Others are nervous about the durability of the ceasefire, with Israeli soldiers remaining in the south of Lebanon awaiting the deployment of a UN peace-keeping force. The composition of that force is still under discussion.

"Getting accurate numbers on the remaining displaced has been difficult," said Hanan Hamdan, team leader for the Alley/Chouf UNHCR team, which is working in areas where huge numbers of displaced had been concentrated. "Although the local authorities are trying to do their best to know how many have stayed behind, there is a lot of movement and numbers were changing continuously," he added.

"Although my house is fine, we decided to stay here," Nada Saleem of Baalbek told a UNHCR monitoring team that visited her outside Beirut this week. "Let us see what Kofi Annan's visit will bring." The UN Secretary-General is expected in the region in the next few days.

UNHCR teams in the south, where the rural damage was greatest, are able to assist both the displaced and those who were able to move back to their homes. Several UNHCR teams were in the field on Thursday distributing emergency aid such as tents, blankets and plastic sheets in badly damaged villages of southern Lebanon. Emergency repair kits for rebuilding are also being prepared.

In Syria, UNHCR staff will make a detailed study of the remaining Lebanese displaced, starting this weekend. In areas near Beirut - where the greatest number of displaced initially fled - UNHCR teams are monitoring the needs of those who have remained and those who have hosted them. There are 5,000 displaced known to have remained in the Chouf hills just outside Beirut.

Systematic monitoring of the areas in which the internally displaced people (IDPs) were initially present has also confirmed the burden their presence placed on local residents and UNHCR is looking into redirecting some activities to support the population that has hosted the displaced.

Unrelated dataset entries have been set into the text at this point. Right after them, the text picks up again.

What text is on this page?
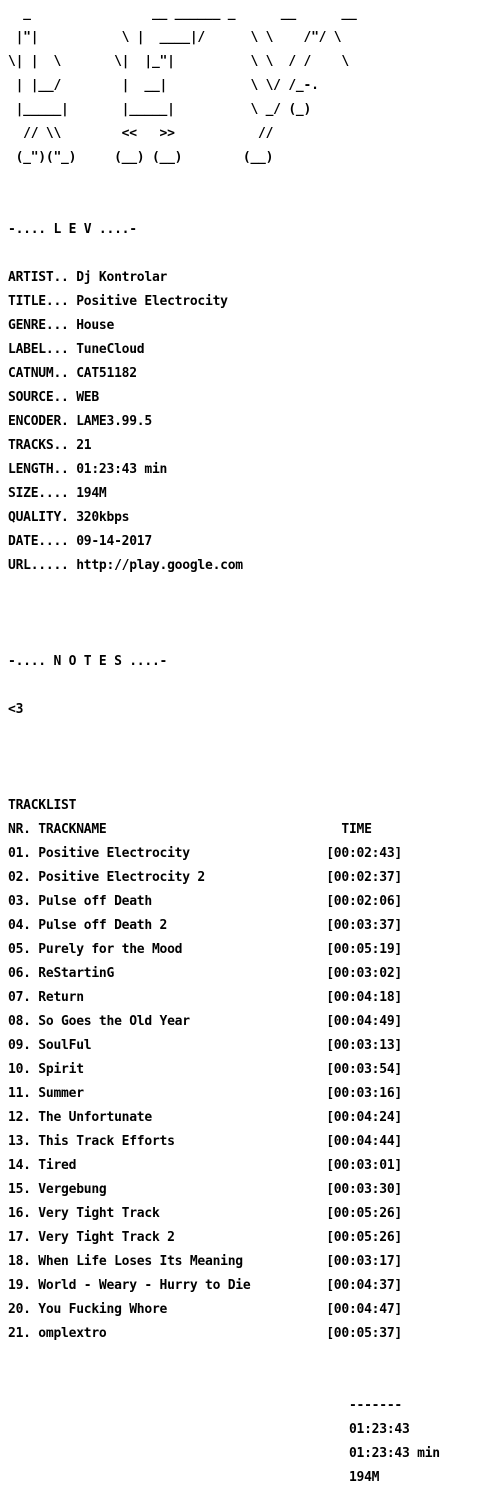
_                __ ______ _      __      __

|"|           \ |  ____|/      \ \    /"/ \

\| |  \       \|  |_"|          \ \  / /    \

| |__/        |  __|           \ \/ /_-.

|_____|       |_____|          \ _/ (_)

// \\        <<   >>           //

(_")("_)     (__) (__)        (__)

-.... L E V ....-

ARTIST.. Dj Kontrolar

TITLE... Positive Electrocity

GENRE... House

LABEL... TuneCloud

CATNUM.. CAT51182

SOURCE.. WEB

ENCODER. LAME3.99.5

TRACKS.. 21

LENGTH.. 01:23:43 min

SIZE.... 194M

QUALITY. 320kbps

DATE.... 09-14-2017

URL..... http://play.google.com

-.... N O T E S ....-

<3

TRACKLIST

NR. TRACKNAME                               TIME

01. Positive Electrocity                  [00:02:43]

02. Positive Electrocity 2                [00:02:37]

03. Pulse off Death                       [00:02:06]

04. Pulse off Death 2                     [00:03:37]

05. Purely for the Mood                   [00:05:19]

06. ReStartinG                            [00:03:02]

07. Return                                [00:04:18]

08. So Goes the Old Year                  [00:04:49]

09. SoulFul                               [00:03:13]

10. Spirit                                [00:03:54]

11. Summer                                [00:03:16]

12. The Unfortunate                       [00:04:24]

13. This Track Efforts                    [00:04:44]

14. Tired                                 [00:03:01]

15. Vergebung                             [00:03:30]

16. Very Tight Track                      [00:05:26]

17. Very Tight Track 2                    [00:05:26]

18. When Life Loses Its Meaning           [00:03:17]

19. World - Weary - Hurry to Die          [00:04:37]

20. You Fucking Whore                     [00:04:47]

21. omplextro                             [00:05:37]

-------

01:23:43

01:23:43 min

194M
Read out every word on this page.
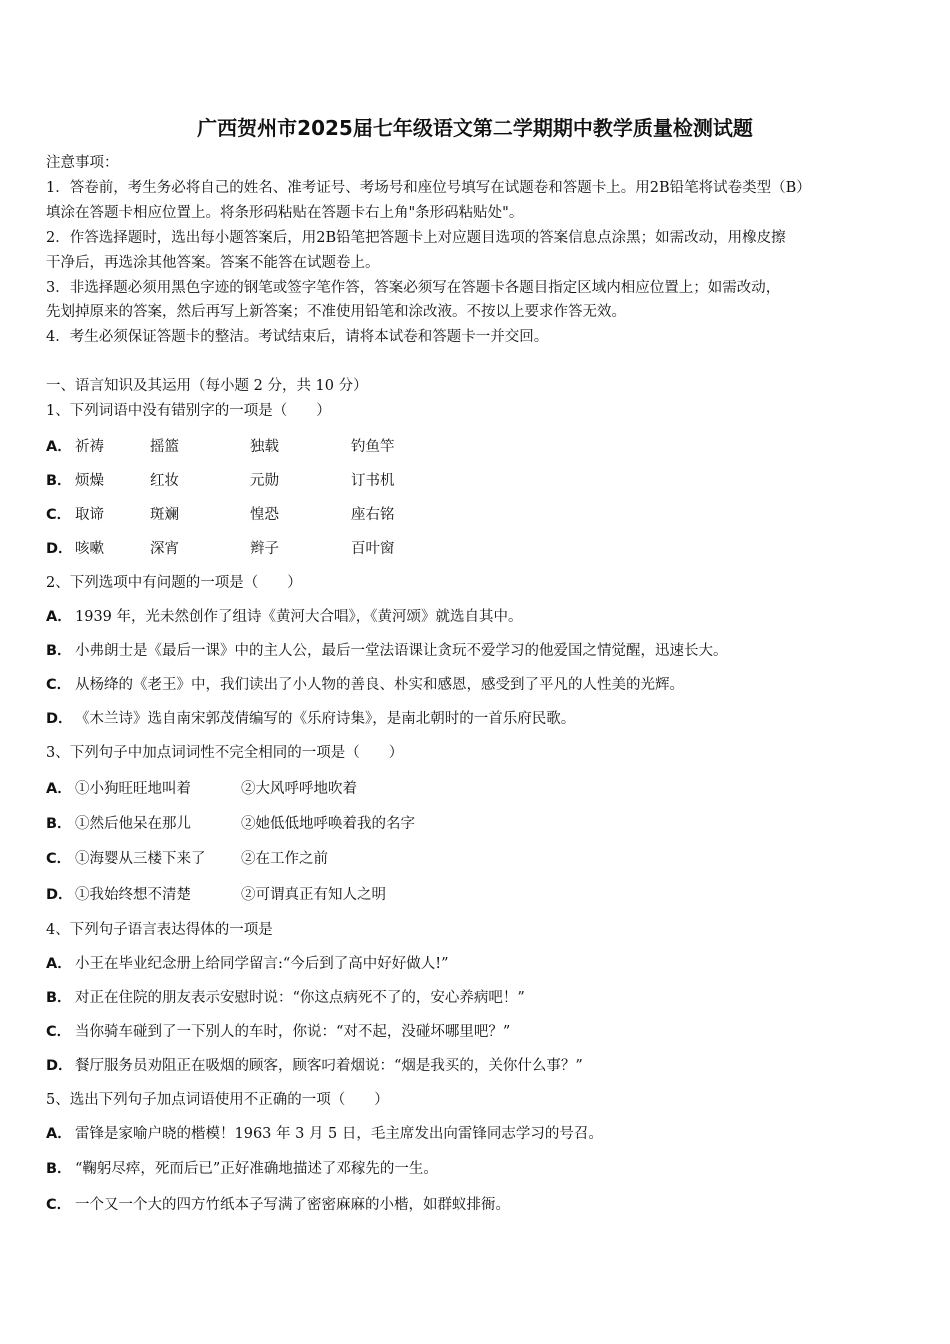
广西贺州市2025届七年级语文第二学期期中教学质量检测试题
注意事项：
1．答卷前，考生务必将自己的姓名、准考证号、考场号和座位号填写在试题卷和答题卡上。用2B铅笔将试卷类型（B）
填涂在答题卡相应位置上。将条形码粘贴在答题卡右上角"条形码粘贴处"。
2．作答选择题时，选出每小题答案后，用2B铅笔把答题卡上对应题目选项的答案信息点涂黑；如需改动，用橡皮擦
干净后，再选涂其他答案。答案不能答在试题卷上。
3．非选择题必须用黑色字迹的钢笔或签字笔作答，答案必须写在答题卡各题目指定区域内相应位置上；如需改动，
先划掉原来的答案，然后再写上新答案；不准使用铅笔和涂改液。不按以上要求作答无效。
4．考生必须保证答题卡的整洁。考试结束后，请将本试卷和答题卡一并交回。
一、语言知识及其运用（每小题 2 分，共 10 分）
1、下列词语中没有错别字的一项是（　　）
A． 祈祷	摇篮	独载	钓鱼竿
B． 烦燥	红妆	元勋	订书机
C． 取谛	斑斓	惶恐	座右铭
D． 咳嗽	深宵	辫子	百叶窗
2、下列选项中有问题的一项是（　　）
A． 1939 年，光未然创作了组诗《黄河大合唱》，《黄河颂》就选自其中。
B． 小弗朗士是《最后一课》中的主人公，最后一堂法语课让贪玩不爱学习的他爱国之情觉醒，迅速长大。
C． 从杨绛的《老王》中，我们读出了小人物的善良、朴实和感恩，感受到了平凡的人性美的光辉。
D． 《木兰诗》选自南宋郭茂倩编写的《乐府诗集》，是南北朝时的一首乐府民歌。
3、下列句子中加点词词性不完全相同的一项是（　　）
A． ①小狗旺旺地叫着	②大风呼呼地吹着
B． ①然后他呆在那儿	②她低低地呼唤着我的名字
C． ①海婴从三楼下来了 ②在工作之前
D． ①我始终想不清楚	②可谓真正有知人之明
4、下列句子语言表达得体的一项是
A． 小王在毕业纪念册上给同学留言:“今后到了高中好好做人!”
B． 对正在住院的朋友表示安慰时说：“你这点病死不了的，安心养病吧！”
C． 当你骑车碰到了一下别人的车时，你说：“对不起，没碰坏哪里吧？”
D． 餐厅服务员劝阻正在吸烟的顾客，顾客叼着烟说：“烟是我买的，关你什么事？”
5、选出下列句子加点词语使用不正确的一项（　　）
A． 雷锋是家喻户晓的楷模！1963 年 3 月 5 日，毛主席发出向雷锋同志学习的号召。
B． “鞠躬尽瘁，死而后已”正好准确地描述了邓稼先的一生。
C． 一个又一个大的四方竹纸本子写满了密密麻麻的小楷，如群蚁排衙。
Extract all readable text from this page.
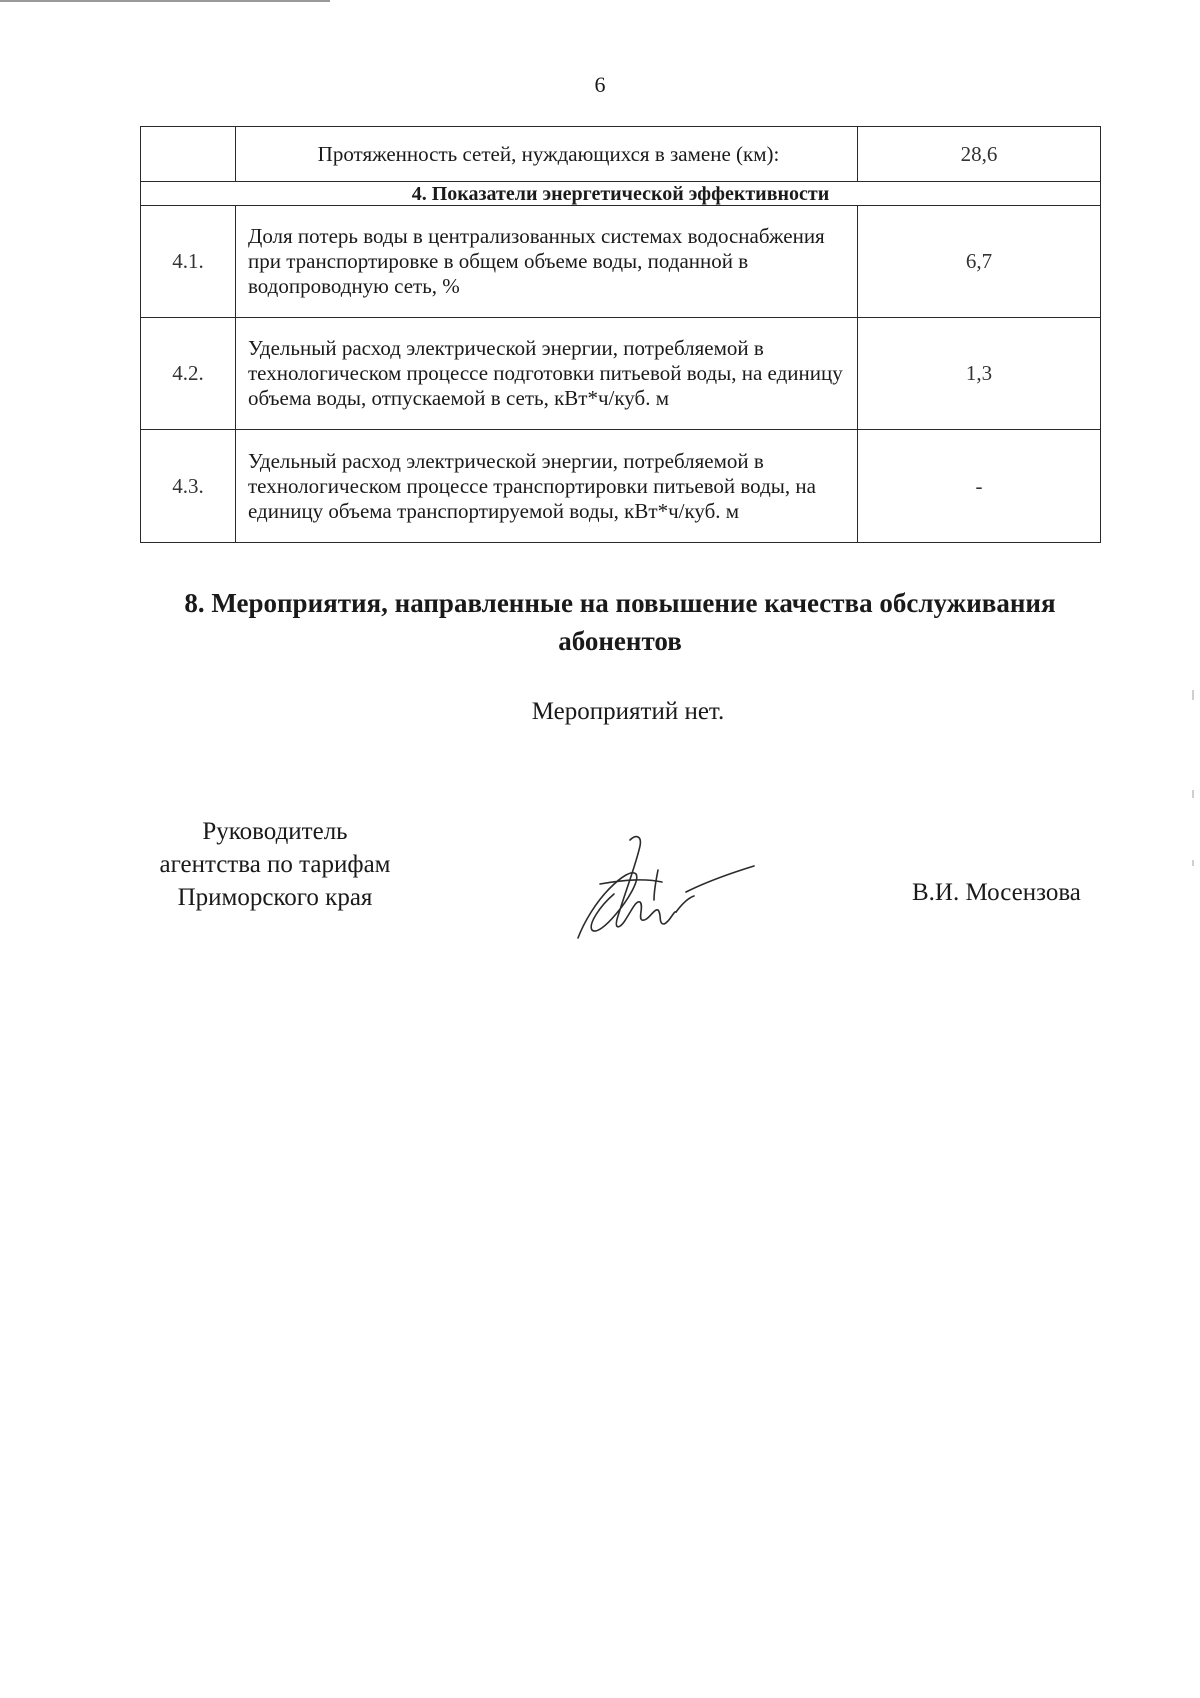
6
	Протяженность сетей, нуждающихся в замене (км):	28,6
4. Показатели энергетической эффективности		
4.1.	Доля потерь воды в централизованных системах водоснабжения при транспортировке в общем объеме воды, поданной в водопроводную сеть, %	6,7
4.2.	Удельный расход электрической энергии, потребляемой в технологическом процессе подготовки питьевой воды, на единицу объема воды, отпускаемой в сеть, кВт*ч/куб. м	1,3
4.3.	Удельный расход электрической энергии, потребляемой в технологическом процессе транспортировки питьевой воды, на единицу объема транспортируемой воды, кВт*ч/куб. м	-
8. Мероприятия, направленные на повышение качества обслуживания абонентов
Мероприятий нет.
Руководитель
агентства по тарифам
Приморского края	В.И. Мосензова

"Since the overwhelming majority of IDPs in this area have been housed by normal families in their houses, one does not realize the burden that the host families had to carry; and the pressure on the municipality," said the mayor of Alley. "This area depended on tourism and farming. The war has been a setback to both sources of income."

As in neighbouring Syria, both the state and individuals stepped in to immediately provide shelter for those fleeing the war. UNHCR assisted the displaced with the provision of emergency items such as mattresses.

"When the war started, three families came knocking at my door. That was around 20 people. I did not know them, as they were from Qana," said Altaf, one on the many Lebanese who threw their doors open. "I told them that they could stay for free, seeing how difficult their situation was. We just had to manage somehow. It was difficult days."